Google is also using the case to push for legislative action, backing seven bipartisan anti-scam bills in the US Congress, among them the Stop SCAMS Act. That legislation, if passed, would direct the FBI to coordinate a national anti-fraud strategy spanning federal agencies, law enforcement bodies, and private-sector partners.

For hosting and infrastructure professionals, the case carries specific implications. The platform registered thousands of phishing domains through US-based registrars, and those domains are now under FBI control. Registrars and DNS operators will likely face renewed scrutiny over abuse-detection procedures and the speed at which fraudulent registrations can be identified and actioned. The seizure of a Shopify storefront also highlights how legitimate e-commerce platforms can be embedded in criminal service delivery chains.
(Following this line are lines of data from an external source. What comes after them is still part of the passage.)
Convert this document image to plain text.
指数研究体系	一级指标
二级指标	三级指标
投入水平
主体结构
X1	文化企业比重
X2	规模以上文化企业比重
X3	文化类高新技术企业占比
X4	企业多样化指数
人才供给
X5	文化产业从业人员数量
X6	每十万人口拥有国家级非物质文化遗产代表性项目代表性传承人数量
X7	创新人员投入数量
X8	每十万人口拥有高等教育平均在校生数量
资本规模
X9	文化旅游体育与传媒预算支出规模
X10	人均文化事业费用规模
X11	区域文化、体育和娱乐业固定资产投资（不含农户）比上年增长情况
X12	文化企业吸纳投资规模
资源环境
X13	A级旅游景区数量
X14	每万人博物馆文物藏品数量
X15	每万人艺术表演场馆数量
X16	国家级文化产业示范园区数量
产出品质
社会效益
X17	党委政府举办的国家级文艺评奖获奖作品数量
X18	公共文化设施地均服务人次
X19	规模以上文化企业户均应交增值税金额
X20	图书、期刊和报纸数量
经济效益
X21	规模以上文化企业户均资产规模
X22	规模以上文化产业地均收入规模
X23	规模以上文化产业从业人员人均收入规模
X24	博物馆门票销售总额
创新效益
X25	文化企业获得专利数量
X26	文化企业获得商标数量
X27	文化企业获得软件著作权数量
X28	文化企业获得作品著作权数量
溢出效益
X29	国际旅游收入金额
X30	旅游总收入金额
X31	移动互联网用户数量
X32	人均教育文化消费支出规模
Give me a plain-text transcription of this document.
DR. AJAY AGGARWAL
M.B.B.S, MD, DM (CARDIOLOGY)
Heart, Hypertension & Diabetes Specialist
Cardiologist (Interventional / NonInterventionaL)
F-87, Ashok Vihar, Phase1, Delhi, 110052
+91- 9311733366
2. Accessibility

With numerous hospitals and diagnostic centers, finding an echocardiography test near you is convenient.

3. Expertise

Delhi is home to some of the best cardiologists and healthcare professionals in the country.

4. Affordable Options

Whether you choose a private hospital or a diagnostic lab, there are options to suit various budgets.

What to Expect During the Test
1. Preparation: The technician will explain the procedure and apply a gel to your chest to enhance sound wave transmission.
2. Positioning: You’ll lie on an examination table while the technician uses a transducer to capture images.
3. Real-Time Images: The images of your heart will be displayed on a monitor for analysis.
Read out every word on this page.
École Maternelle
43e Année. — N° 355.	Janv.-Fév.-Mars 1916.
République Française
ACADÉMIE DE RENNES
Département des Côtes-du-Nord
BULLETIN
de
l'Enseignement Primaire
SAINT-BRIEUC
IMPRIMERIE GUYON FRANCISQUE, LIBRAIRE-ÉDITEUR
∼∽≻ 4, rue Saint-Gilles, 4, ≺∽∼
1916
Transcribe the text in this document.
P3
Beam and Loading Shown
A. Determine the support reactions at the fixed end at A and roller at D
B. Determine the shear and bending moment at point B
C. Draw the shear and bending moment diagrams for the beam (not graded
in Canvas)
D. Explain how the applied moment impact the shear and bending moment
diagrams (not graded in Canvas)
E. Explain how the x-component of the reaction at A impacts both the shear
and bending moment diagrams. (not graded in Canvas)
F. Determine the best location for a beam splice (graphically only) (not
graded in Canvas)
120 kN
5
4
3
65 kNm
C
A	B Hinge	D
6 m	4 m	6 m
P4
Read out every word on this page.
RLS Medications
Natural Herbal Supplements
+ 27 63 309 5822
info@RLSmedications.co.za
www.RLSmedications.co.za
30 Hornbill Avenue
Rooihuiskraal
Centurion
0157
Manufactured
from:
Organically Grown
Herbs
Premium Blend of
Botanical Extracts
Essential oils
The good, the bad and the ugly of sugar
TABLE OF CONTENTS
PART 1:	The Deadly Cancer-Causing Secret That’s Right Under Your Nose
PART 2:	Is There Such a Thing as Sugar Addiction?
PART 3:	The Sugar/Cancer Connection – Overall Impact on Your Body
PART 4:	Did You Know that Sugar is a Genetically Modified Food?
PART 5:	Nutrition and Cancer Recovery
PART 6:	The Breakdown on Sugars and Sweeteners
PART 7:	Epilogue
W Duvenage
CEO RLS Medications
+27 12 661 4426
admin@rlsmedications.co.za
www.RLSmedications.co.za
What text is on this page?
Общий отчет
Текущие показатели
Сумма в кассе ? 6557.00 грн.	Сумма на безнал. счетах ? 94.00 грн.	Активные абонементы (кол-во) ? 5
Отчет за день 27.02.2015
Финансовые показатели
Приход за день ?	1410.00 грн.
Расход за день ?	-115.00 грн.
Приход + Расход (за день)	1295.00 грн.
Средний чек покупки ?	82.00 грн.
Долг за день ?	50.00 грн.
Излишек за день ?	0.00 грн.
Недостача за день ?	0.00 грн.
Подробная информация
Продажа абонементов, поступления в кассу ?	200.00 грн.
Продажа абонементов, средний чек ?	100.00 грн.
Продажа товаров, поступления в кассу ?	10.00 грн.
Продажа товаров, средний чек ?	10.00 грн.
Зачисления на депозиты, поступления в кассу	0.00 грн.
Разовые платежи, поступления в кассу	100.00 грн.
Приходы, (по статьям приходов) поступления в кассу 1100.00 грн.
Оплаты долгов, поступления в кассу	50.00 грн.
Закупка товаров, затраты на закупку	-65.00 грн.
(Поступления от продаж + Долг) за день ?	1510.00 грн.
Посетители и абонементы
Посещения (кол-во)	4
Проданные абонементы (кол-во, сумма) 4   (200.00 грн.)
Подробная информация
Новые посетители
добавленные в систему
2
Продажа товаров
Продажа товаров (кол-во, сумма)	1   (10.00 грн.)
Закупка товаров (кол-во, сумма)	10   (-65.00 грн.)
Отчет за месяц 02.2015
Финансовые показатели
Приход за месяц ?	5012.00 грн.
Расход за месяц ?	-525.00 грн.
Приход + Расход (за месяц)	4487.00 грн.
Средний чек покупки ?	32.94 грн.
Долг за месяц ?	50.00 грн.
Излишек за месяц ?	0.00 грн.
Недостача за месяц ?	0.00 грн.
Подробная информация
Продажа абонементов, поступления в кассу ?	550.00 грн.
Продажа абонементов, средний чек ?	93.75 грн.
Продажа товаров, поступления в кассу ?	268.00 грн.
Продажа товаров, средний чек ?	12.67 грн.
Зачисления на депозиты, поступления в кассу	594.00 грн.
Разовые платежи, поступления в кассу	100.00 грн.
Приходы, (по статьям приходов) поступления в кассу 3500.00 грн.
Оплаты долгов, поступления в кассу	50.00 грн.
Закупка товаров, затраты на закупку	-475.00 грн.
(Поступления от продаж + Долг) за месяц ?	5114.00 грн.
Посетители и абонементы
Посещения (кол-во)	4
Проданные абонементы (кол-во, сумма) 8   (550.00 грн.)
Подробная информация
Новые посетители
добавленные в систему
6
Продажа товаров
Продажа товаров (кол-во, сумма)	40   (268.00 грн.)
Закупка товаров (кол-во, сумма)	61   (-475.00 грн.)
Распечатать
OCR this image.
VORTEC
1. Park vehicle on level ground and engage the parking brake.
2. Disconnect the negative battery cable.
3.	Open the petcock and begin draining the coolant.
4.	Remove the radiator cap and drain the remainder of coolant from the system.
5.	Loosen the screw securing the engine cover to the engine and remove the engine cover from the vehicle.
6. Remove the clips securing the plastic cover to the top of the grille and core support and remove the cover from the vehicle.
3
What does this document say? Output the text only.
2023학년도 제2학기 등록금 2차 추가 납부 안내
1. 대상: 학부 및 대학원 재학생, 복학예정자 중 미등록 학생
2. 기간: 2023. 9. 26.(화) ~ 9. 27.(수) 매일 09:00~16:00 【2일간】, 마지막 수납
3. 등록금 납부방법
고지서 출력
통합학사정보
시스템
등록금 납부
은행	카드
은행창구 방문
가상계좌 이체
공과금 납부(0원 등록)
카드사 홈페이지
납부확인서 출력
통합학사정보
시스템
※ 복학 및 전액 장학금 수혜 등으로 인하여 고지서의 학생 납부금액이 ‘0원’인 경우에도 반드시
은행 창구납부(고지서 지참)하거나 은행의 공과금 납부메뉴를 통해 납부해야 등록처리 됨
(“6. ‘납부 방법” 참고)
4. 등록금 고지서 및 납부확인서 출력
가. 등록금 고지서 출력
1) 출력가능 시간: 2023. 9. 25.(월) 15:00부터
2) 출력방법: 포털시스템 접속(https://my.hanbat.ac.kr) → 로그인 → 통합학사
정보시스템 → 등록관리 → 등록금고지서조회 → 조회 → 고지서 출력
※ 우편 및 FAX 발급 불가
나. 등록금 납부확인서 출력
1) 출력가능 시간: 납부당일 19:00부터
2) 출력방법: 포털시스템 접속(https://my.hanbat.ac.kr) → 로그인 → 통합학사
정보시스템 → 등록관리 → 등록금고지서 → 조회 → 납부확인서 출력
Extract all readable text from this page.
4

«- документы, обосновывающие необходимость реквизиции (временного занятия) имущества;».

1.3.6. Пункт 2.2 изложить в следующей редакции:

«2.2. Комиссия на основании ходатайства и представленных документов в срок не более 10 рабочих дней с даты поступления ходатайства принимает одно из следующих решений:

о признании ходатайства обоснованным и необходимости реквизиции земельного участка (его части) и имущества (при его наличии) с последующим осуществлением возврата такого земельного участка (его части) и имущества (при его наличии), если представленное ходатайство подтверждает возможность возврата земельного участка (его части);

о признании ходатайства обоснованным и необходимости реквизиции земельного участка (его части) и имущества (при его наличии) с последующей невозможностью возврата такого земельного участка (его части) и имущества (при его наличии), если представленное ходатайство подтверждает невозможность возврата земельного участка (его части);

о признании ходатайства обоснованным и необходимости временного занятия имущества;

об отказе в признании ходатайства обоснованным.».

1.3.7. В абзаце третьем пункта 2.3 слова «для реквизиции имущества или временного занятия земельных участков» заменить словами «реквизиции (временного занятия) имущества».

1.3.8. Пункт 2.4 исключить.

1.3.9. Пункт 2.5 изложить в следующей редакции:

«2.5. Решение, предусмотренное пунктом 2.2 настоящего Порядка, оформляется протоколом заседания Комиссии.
Telecom providers face parallel pressure: Google's coordination with AT&T, T-Mobile, and Verizon to block outbound fraud traffic underscores the expectation that carriers will serve as active filtering layers, not passive conduits. The Telegram bot seizure, meanwhile, adds a layer of legal and operational risk for services that host criminal coordination infrastructure.

Google noted that its Android platform already deploys AI-based defenses capable of blocking more than 10 billion malicious messages monthly, and that scam-detection features warn users about suspicious inbound calls. The Outsider Enterprise case tests whether those safeguards, combined with legal and law-enforcement action, can meaningfully suppress phishing-as-a-service operations operating at this scale.